The main historical reference point for the Palestine Action hunger strike has been its 1981 Republican predecessor. My view is that Starmer’s government is behaving with a more deliberate cruelty now than Thatcher’s did. However, there are less well known instances of hunger strikes in the revolutionary Marxist tradition. In 1973 Michael Farrell and Tony Canavan, members of People’s Democracy imprisoned in Belfast by the British for organising a demonstration, were on hunger strike for thirty-four days before they were released. This account uses language that was considered normal back then.
Largely forgotten now is the hunger strike organised by Trotskyist prisoners in Stalin’s Vorkuta labour camp. In reality, it was an extermination camp for his Marxist opponents. It was part of a cluster of prisons which held an estimated 100 000 prisoners who rejected Stalin’s corruption of the Russian Revolution.
The orthodox Trotskyists considered themselves political prisoners. They refused as a group to work in the mines and limited their work day above ground to eight hours, and rather like the Republican prisoners, exercised a level of control over their barracks. It barely needs to be said that the Stalinist charges against them were nothing but fabrications and lies. However, these lies were widely broadcast by the Stalinised Communist Parties across the world.
In his excellent short book on Trotsky, Paul Le Blanc quotes Austrian Stalinist propagandist Ernest Fischer as later saying “ it is beyond my comprehension that I could have believed such lunacy”, describing it as “some primeval dragon intruding into a world which invoked Marx and Lenin, reason and the rights of man, a monster with power of speech, spouting the jargon of a demented bureaucracy”.

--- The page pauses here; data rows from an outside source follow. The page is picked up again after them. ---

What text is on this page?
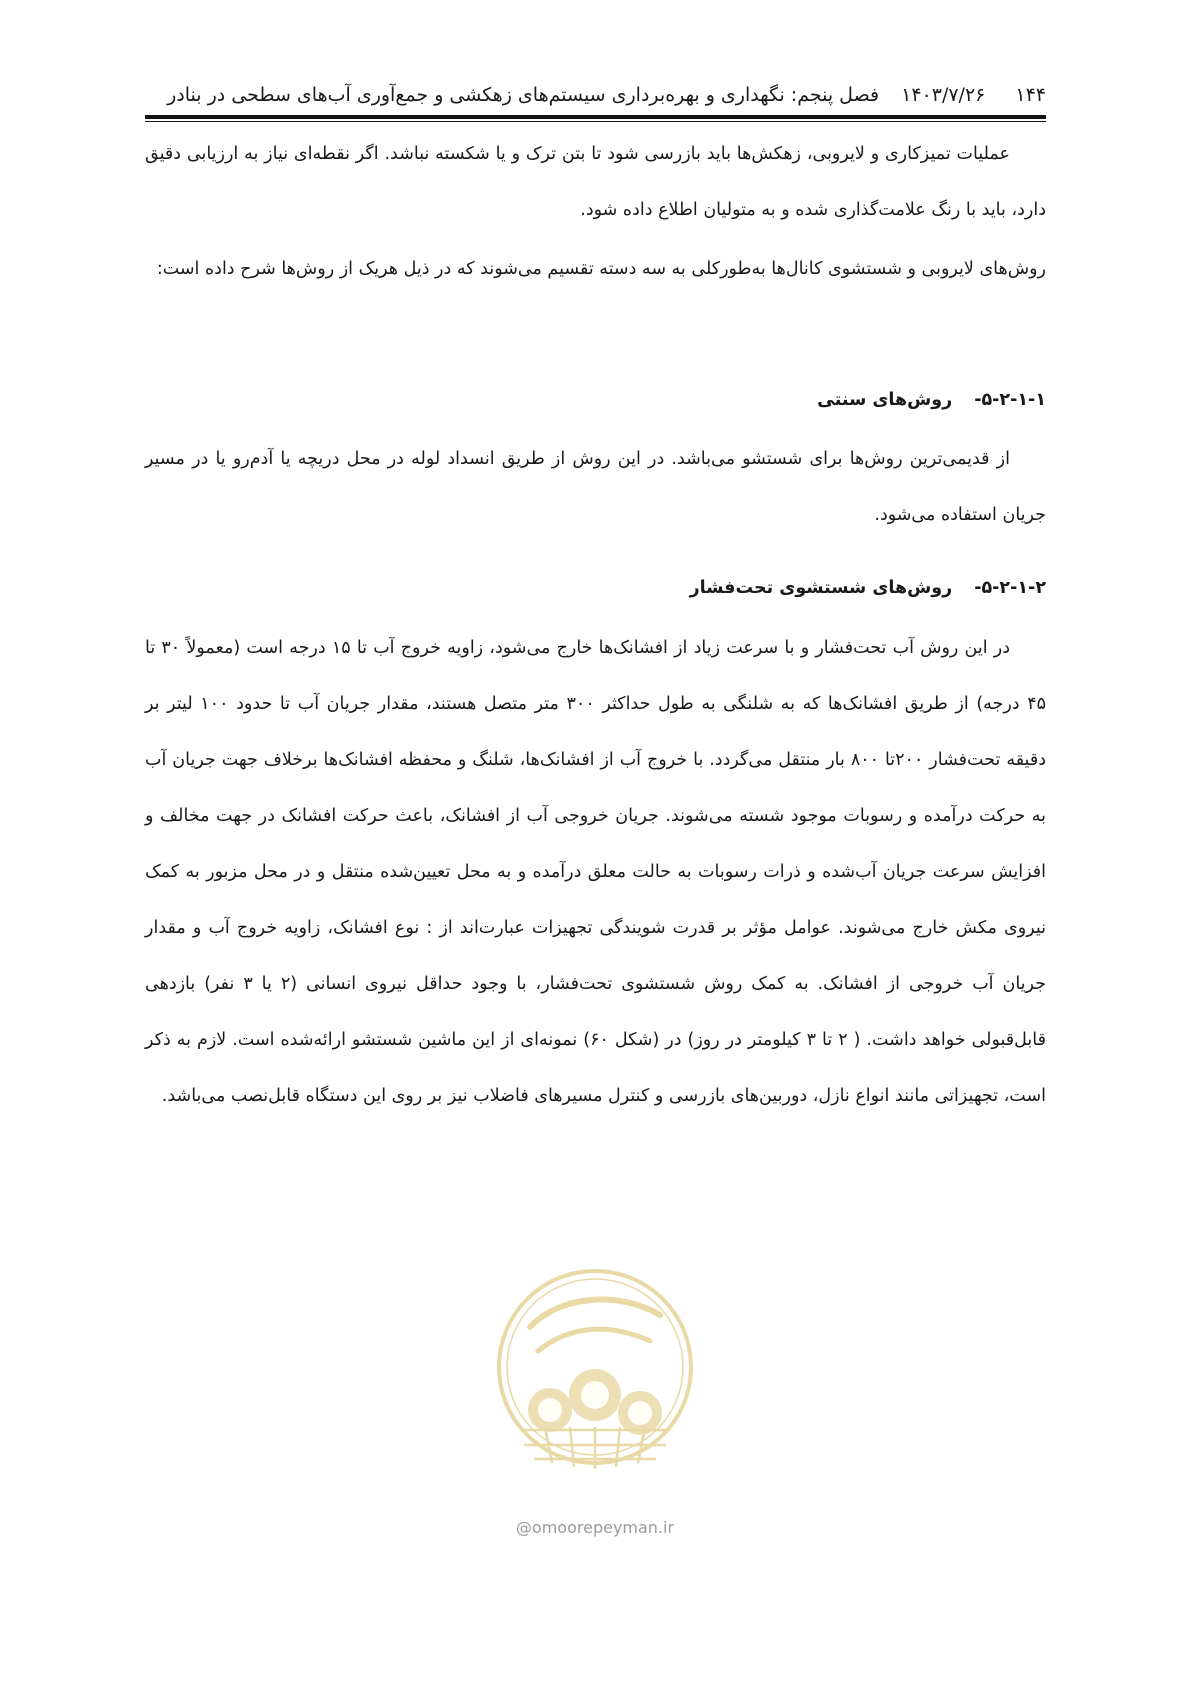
۱۴۴
۱۴۰۳/۷/۲۶
فصل پنجم: نگهداری و بهره‌برداری سیستم‌های زهکشی و جمع‌آوری آب‌های سطحی در بنادر

عملیات تمیزکاری و لایروبی، زهکش‌ها باید بازرسی شود تا بتن ترک و یا شکسته نباشد. اگر نقطه‌ای نیاز به ارزیابی دقیق دارد، باید با رنگ علامت‌گذاری شده و به متولیان اطلاع داده شود.

روش‌های لایروبی و شستشوی کانال‌ها به‌طورکلی به سه دسته تقسیم می‌شوند که در ذیل هریک از روش‌ها شرح داده است:

۵-۲-۱-۱-روش‌های سنتی

از قدیمی‌ترین روش‌ها برای شستشو می‌باشد. در این روش از طریق انسداد لوله در محل دریچه یا آدم‌رو یا در مسیر جریان استفاده می‌شود.

۵-۲-۱-۲-روش‌های شستشوی تحت‌فشار

در این روش آب تحت‌فشار و با سرعت زیاد از افشانک‌ها خارج می‌شود، زاویه خروج آب تا ۱۵ درجه است (معمولاً ۳۰ تا ۴۵ درجه) از طریق افشانک‌ها که به شلنگی به طول حداکثر ۳۰۰ متر متصل هستند، مقدار جریان آب تا حدود ۱۰۰ لیتر بر دقیقه تحت‌فشار ۲۰۰تا ۸۰۰ بار منتقل می‌گردد. با خروج آب از افشانک‌ها، شلنگ و محفظه افشانک‌ها برخلاف جهت جریان آب به حرکت درآمده و رسوبات موجود شسته می‌شوند. جریان خروجی آب از افشانک، باعث حرکت افشانک در جهت مخالف و افزایش سرعت جریان آب‌شده و ذرات رسوبات به حالت معلق درآمده و به محل تعیین‌شده منتقل و در محل مزبور به کمک نیروی مکش خارج می‌شوند. عوامل مؤثر بر قدرت شویندگی تجهیزات عبارت‌اند از : نوع افشانک، زاویه خروج آب و مقدار جریان آب خروجی از افشانک. به کمک روش شستشوی تحت‌فشار، با وجود حداقل نیروی انسانی (۲ یا ۳ نفر) بازدهی قابل‌قبولی خواهد داشت. ( ۲ تا ۳ کیلومتر در روز) در (شکل ۶۰) نمونه‌ای از این ماشین شستشو ارائه‌شده است. لازم به ذکر است، تجهیزاتی مانند انواع نازل، دوربین‌های بازرسی و کنترل مسیرهای فاضلاب نیز بر روی این دستگاه قابل‌نصب می‌باشد.

@omoorepeyman.ir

Conditions in the camps worsened as Stalin’s extermination campaign accelerated and the Trotskyists were obliged to fight back with the only weapons that remained to them. Their leader Socrates Guevorkian explained their reasoning in a speech which has survived.
“No compromise is possible with the Stalinist traitors and hangmen of the revolution.
Remaining proletarian revolutionaries to the very end, we should not entertain any illusion about the fate awaiting us. But before destroying us, Stalin will try to humiliate us as much as he can. By throwing political prisoners in with common criminals, he strives to scatter us among the criminals and to incite them against us.
We are left with only one means of struggle in this unequal battle: the hunger strike.”
The Trotskyist demands were as reasonable as those of the Palestine Action prisoners.
- Abrogation of the illegal decision of the NKVD, concerning the transfer of all Trotskyists from administrative camps to concentration camps. Affairs relating to political opposition to the regime must not be judged by special NKVD tribunals, but in public juridical assemblies.
- The work day in the camp must not exceed eight hours.
- The food quota of the prisoners should not depend on their norm of output. A cash bonus, not the food ration, should be used as a production incentive.
- Separation, at work as well as in the barracks, of political prisoners and common criminals.
- The old, the ill and women political prisoners should be moved from the polar camps to camps where the climatic conditions were more favourable.
Astonishingly, the Stalin dictatorship seemed to yield to the prisoners and the camp bosses were told to “Inform the hunger strikers held in the Vorkuta mines that all their demands will be satisfied.”
This was a deception. True to the logic of the purges, almost all the revolutionary Marxist enemies of Stalinism were murdered in the tundra by the GPU. For obvious enough reasons, organisations with a Stalinist origin have been keen to bury their memory but the hunger strikers of Palestine Action are in the tradition of the Trotskyists of Vorkuta and no less admirable.